En repensant à ces années en famille autour de la table, elle évoque la madeleine de son enfance: les embruns de son pays. « En France, seul Arcachon, que m'a fait découvrir Pascal Obispo, me rappelle les plages de chez moi. La texture du sable, la couleur de la mer sont les mêmes. Et cette indescriptible odeur de vent salé! » Le coup de la madeleine, il fallait y penser. Décidément, il est fort ce Pascal Obispo.
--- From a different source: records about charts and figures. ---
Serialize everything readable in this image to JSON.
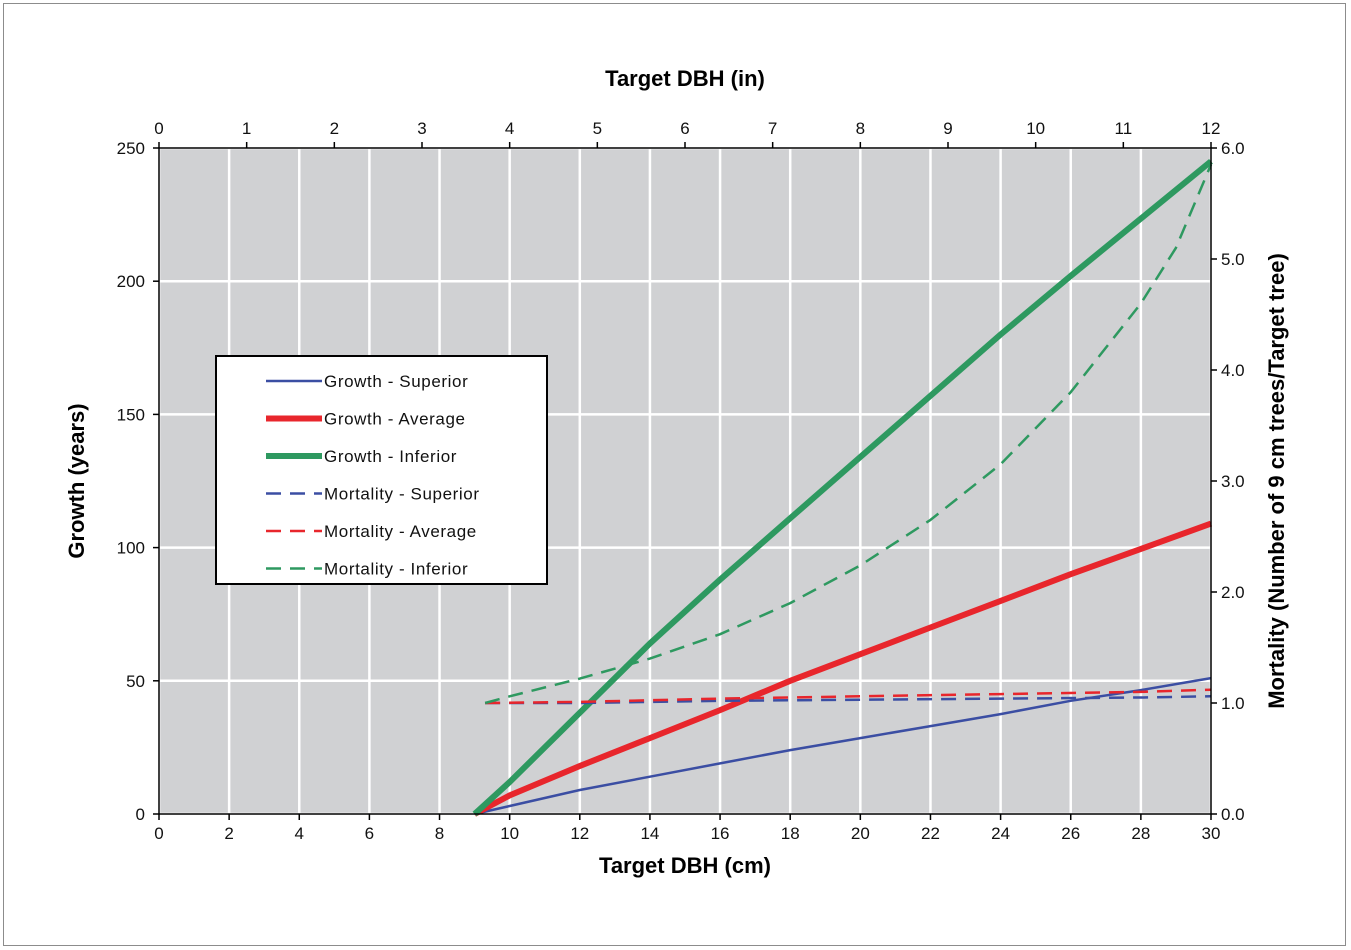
{
  "chart_data": {
    "type": "line",
    "title": "",
    "top_axis": {
      "label": "Target DBH (in)",
      "range": [
        0,
        12
      ],
      "ticks": [
        0,
        1,
        2,
        3,
        4,
        5,
        6,
        7,
        8,
        9,
        10,
        11,
        12
      ]
    },
    "x_axis": {
      "label": "Target DBH (cm)",
      "range": [
        0,
        30
      ],
      "ticks": [
        0,
        2,
        4,
        6,
        8,
        10,
        12,
        14,
        16,
        18,
        20,
        22,
        24,
        26,
        28,
        30
      ]
    },
    "y_axis": {
      "label": "Growth (years)",
      "range": [
        0,
        250
      ],
      "ticks": [
        0,
        50,
        100,
        150,
        200,
        250
      ]
    },
    "y2_axis": {
      "label": "Mortality (Number of 9 cm trees/Target tree)",
      "range": [
        0,
        6
      ],
      "ticks": [
        "0.0",
        "1.0",
        "2.0",
        "3.0",
        "4.0",
        "5.0",
        "6.0"
      ]
    },
    "grid": true,
    "legend_position": "left",
    "series": [
      {
        "name": "Growth - Superior",
        "axis": "left",
        "style": "solid",
        "color": "#3b4ea3",
        "width": 2.5,
        "x": [
          9,
          10,
          12,
          14,
          16,
          18,
          20,
          22,
          24,
          26,
          28,
          30
        ],
        "y": [
          0,
          3,
          9,
          14,
          19,
          24,
          28.5,
          33,
          37.5,
          42.5,
          46.5,
          51
        ]
      },
      {
        "name": "Growth - Average",
        "axis": "left",
        "style": "solid",
        "color": "#e8262c",
        "width": 6,
        "x": [
          9,
          10,
          12,
          14,
          16,
          18,
          20,
          22,
          24,
          26,
          28,
          30
        ],
        "y": [
          0,
          7,
          18,
          28.5,
          39,
          50,
          60,
          70,
          80,
          90,
          99.5,
          109
        ]
      },
      {
        "name": "Growth - Inferior",
        "axis": "left",
        "style": "solid",
        "color": "#2e9960",
        "width": 6,
        "x": [
          9,
          10,
          12,
          14,
          16,
          18,
          20,
          22,
          24,
          26,
          28,
          30
        ],
        "y": [
          0,
          12,
          38,
          64,
          88,
          111,
          134,
          157,
          180,
          202,
          223.5,
          245
        ]
      },
      {
        "name": "Mortality - Superior",
        "axis": "right",
        "style": "dashed",
        "color": "#3b4ea3",
        "width": 2.5,
        "x": [
          9.3,
          12,
          16,
          20,
          24,
          28,
          30
        ],
        "y": [
          1.0,
          1.0,
          1.02,
          1.03,
          1.04,
          1.05,
          1.06
        ]
      },
      {
        "name": "Mortality - Average",
        "axis": "right",
        "style": "dashed",
        "color": "#e8262c",
        "width": 2.5,
        "x": [
          9.3,
          12,
          16,
          20,
          24,
          28,
          30
        ],
        "y": [
          1.0,
          1.01,
          1.04,
          1.06,
          1.08,
          1.1,
          1.12
        ]
      },
      {
        "name": "Mortality - Inferior",
        "axis": "right",
        "style": "dashed",
        "color": "#2e9960",
        "width": 2.5,
        "x": [
          9.3,
          10,
          12,
          14,
          16,
          18,
          20,
          22,
          24,
          26,
          28,
          29,
          30
        ],
        "y": [
          1.0,
          1.06,
          1.22,
          1.4,
          1.62,
          1.9,
          2.24,
          2.65,
          3.15,
          3.8,
          4.6,
          5.1,
          5.85
        ]
      }
    ]
  }
}
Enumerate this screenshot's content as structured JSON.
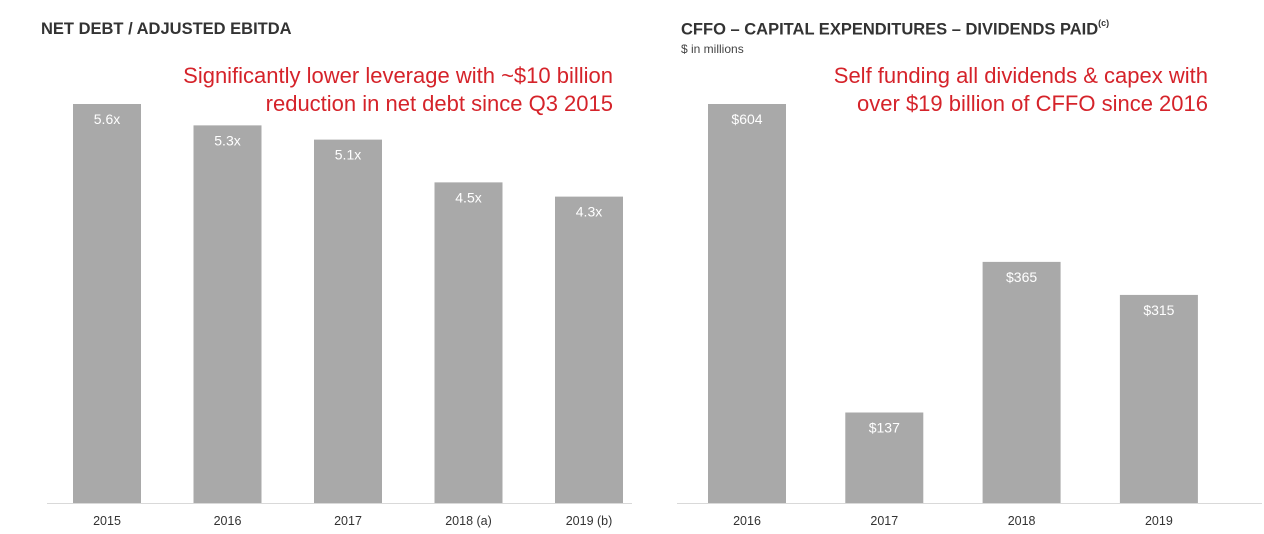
{
  "colors": {
    "bar": "#a9a9a9",
    "bar_label": "#ffffff",
    "axis_label": "#333333",
    "callout": "#d5232a",
    "title": "#333333",
    "baseline": "#d9d9d9"
  },
  "left_panel": {
    "title": "NET DEBT / ADJUSTED EBITDA",
    "callout": {
      "line1": "Significantly lower leverage with ~$10 billion",
      "line2": "reduction in net debt since Q3 2015"
    }
  },
  "right_panel": {
    "title": "CFFO – CAPITAL EXPENDITURES – DIVIDENDS PAID",
    "title_footnote": "(c)",
    "subtitle": "$ in millions",
    "callout": {
      "line1": "Self funding all dividends & capex with",
      "line2": "over $19 billion of CFFO since 2016"
    }
  },
  "chart_data": [
    {
      "type": "bar",
      "title": "NET DEBT / ADJUSTED EBITDA",
      "categories": [
        "2015",
        "2016",
        "2017",
        "2018 (a)",
        "2019 (b)"
      ],
      "values": [
        5.6,
        5.3,
        5.1,
        4.5,
        4.3
      ],
      "data_labels": [
        "5.6x",
        "5.3x",
        "5.1x",
        "4.5x",
        "4.3x"
      ],
      "ylim": [
        0,
        5.6
      ],
      "grid": false,
      "legend": "none"
    },
    {
      "type": "bar",
      "title": "CFFO – CAPITAL EXPENDITURES – DIVIDENDS PAID",
      "categories": [
        "2016",
        "2017",
        "2018",
        "2019"
      ],
      "values": [
        604,
        137,
        365,
        315
      ],
      "data_labels": [
        "$604",
        "$137",
        "$365",
        "$315"
      ],
      "ylim": [
        0,
        604
      ],
      "grid": false,
      "legend": "none"
    }
  ]
}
UN PARCOURS EN OR ET PLATINE

Le jour où Luc Plamondon a chargé Natasha, 18 ans et doublure de Julie Zenatti dans " Notre-Dame de Paris ", d'assurer le rôle de Fleur-de-Lys pour la distribution québécoise, elle n'en revient pas. "On m'a prévenue à midi pour le soir même. J'ai répété jusqu'à la dernière seconde. C'était dur, mais j'y suis arrivée." Evidemment, serait-on tenté de dire au vu de son parcours. Elle n'attend pas ses 9 ans pour monter sur scène et recevoir sa première standing ovation. On raconte qu'en voyant tous ces gens debout elle serait sortie de scène, pensant qu'ils s'en allaient. Sept ans plus tard, elle enregistre son premier album, " Emergence ", qui connaît un succès d'estime. Puis elle se brouille avec ses anciens managers et en profite pour mettre sa carrière entre parenthèses et passer son baccalauréat qu'elle obtient. Entre-temps, Guy Cloutier, producteur, rachète son contrat. On connaît la suite de l'aventure avec " Notre-Dame de Paris "... Garou lui propose de chanter en première partie de ses concerts. Le public français la découvre alors. Il faut attendre 2000 et l'album " A chacun son histoire" pour voir la carrière de la chanteuse exploser. En mai 2001, elle représente la France à l'Eurovision avec sa chanson "Je n'ai que mon âme ". Résultat, une honorable quatrième place et un premier disque d'or en France. Pascal Obispo et Florent Pagny s'intéressent désormais à la chanteuse et participent à son troisième album, "De l'amour le mieux ", sorti en avril 2002 et double disque de platine (850000 exemplaires). Mais 2003 est l'année de la consécration avec une révélation aux Victoires de la musique, un duo au Parc des Princes avec Johnny Hallyday et 750 000 albums vendus (double disque de platine). L’année dernière, elle décroche un nouveau disque d'or, seulement trois mois après la sortie de son album " L’instant d'après ", aujourd'hui toujours dans les bacs et disque de platine. J.N.